ʾl-ʿzy is also invoked four times in graffiti on the Darb al-Bakra, the ancient route between Madāʾin Ṣāliḥ [ancient Ḥegrā] and Petra, at a stopping-place called Umm Jadhāyidh. These graffiti are in the “Developing Arabic” (formerly the “Nabataeo-Arabic”) script, and use a phrase, šmʿt ʾlʿzy l- (“may ʾl-ʿUzzā listen to” so-and-so) not found elsewhere in Nabataean (Nehmé 2018: 90, and UJadhNab 313, 345, 364, 368–369). There are also two personal names from the Darb al-Bakra which may be hypocoristics of theophoric names: ʿz{y} (ArNab 18) and ʾl-ʿz (UJadhNab 535).

Michael C.A. Macdonald

References and suggested reading

Sources

  • UJadhNab 313, 345, 364, 368–369, 535: see Nehmé 2018: 165, 169, 171-2, 185.
  • ArNab 18: see Nehmé 2018: 116.
  • CIS II 611, 1213: Nabataean inscriptions published in Corpus Inscriptionum Semiticarum. Pars II Inscriptiones Aramaicas continens.

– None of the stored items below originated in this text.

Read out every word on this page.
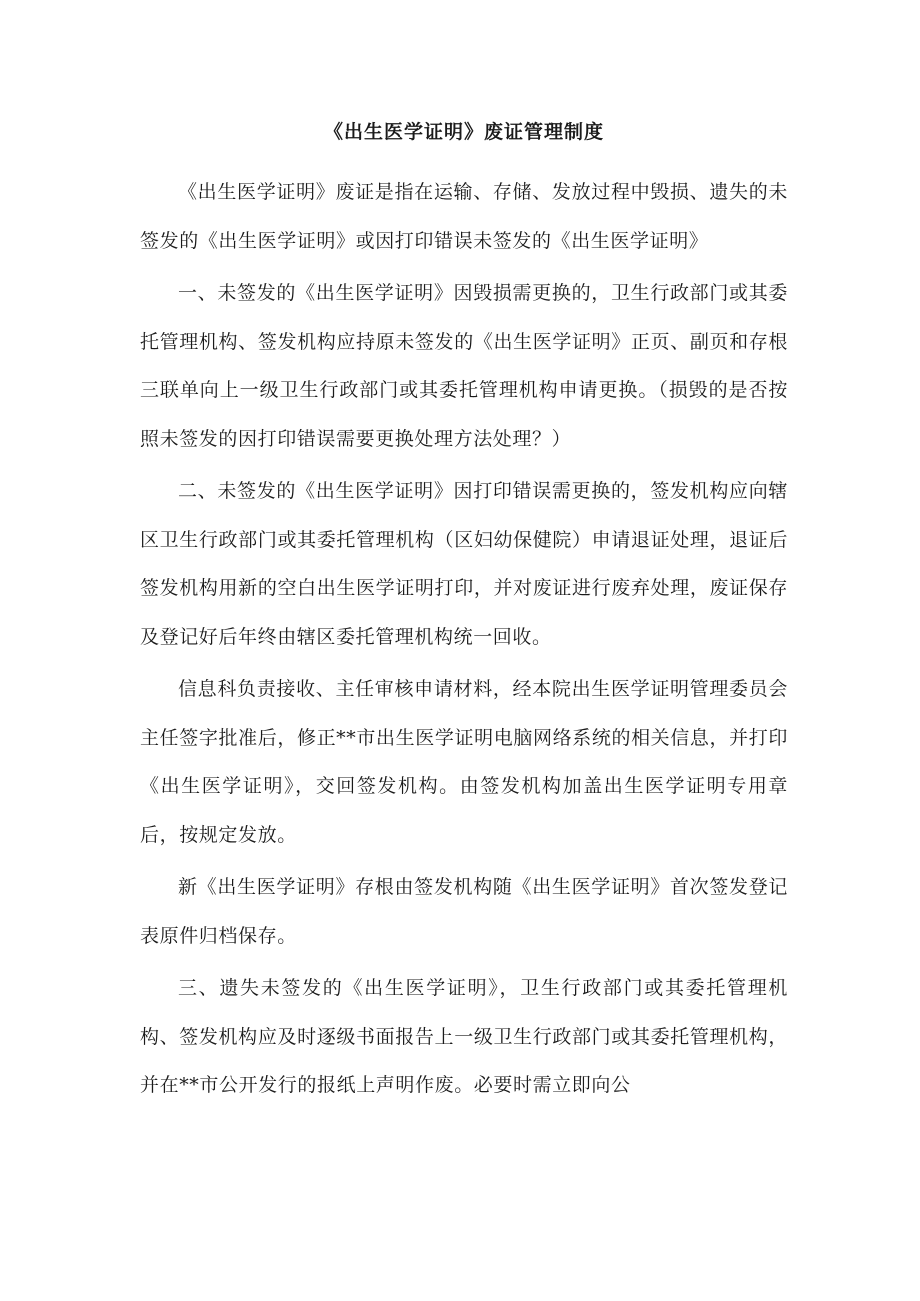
《出生医学证明》废证管理制度

《出生医学证明》废证是指在运输、存储、发放过程中毁损、遗失的未签发的《出生医学证明》或因打印错误未签发的《出生医学证明》

一、未签发的《出生医学证明》因毁损需更换的，卫生行政部门或其委托管理机构、签发机构应持原未签发的《出生医学证明》正页、副页和存根三联单向上一级卫生行政部门或其委托管理机构申请更换。（损毁的是否按照未签发的因打印错误需要更换处理方法处理？）

二、未签发的《出生医学证明》因打印错误需更换的，签发机构应向辖区卫生行政部门或其委托管理机构（区妇幼保健院）申请退证处理，退证后签发机构用新的空白出生医学证明打印，并对废证进行废弃处理，废证保存及登记好后年终由辖区委托管理机构统一回收。

信息科负责接收、主任审核申请材料，经本院出生医学证明管理委员会主任签字批准后，修正**市出生医学证明电脑网络系统的相关信息，并打印《出生医学证明》，交回签发机构。由签发机构加盖出生医学证明专用章后，按规定发放。

新《出生医学证明》存根由签发机构随《出生医学证明》首次签发登记表原件归档保存。

三、遗失未签发的《出生医学证明》，卫生行政部门或其委托管理机构、签发机构应及时逐级书面报告上一级卫生行政部门或其委托管理机构，并在**市公开发行的报纸上声明作废。必要时需立即向公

Paris, 1889–1954.

Studies

  • Healey, J.F. 2001. The Religion of the Nabataeans. A Conspectus (Religions in the Graeco-Roman World, 130). Leiden: Brill.
  • Macdonald, M.C.A. & Nehmé, L. 2000. Al-ʿUzzā. The Encyclopaedia of Islam, 2nd edition, vol. 10: 967–968. Leiden: Brill.
  • Nehmé, L. 2005. Inscriptions nabatéennes vues et revues à Madāʾin Ṣāliḥ. Arabia 3: 345–356.
  • Nehmé, L. 2018. The Darb al-Bakrah. A Caravan route in North-West Arabia discovered by Ali I. al-Ghabban. Catalogue of the inscriptions. With contributions by F. Briquel-Chatonnet, A. Desreumaux, A.I. al-Ghabban, M. Macdonald, L. Nehmé, and F. Villeneuve (Series of Archaeological Refereed Studies, 50). Riyadh: Saudi Commission for Tourism and National Heritage.
  • Ryckmans, J. 1980. ʿUzzā et Lāt dans les inscriptions sud-arabes : à propos de deux amulettes méconnues. JSS 25: 193–204.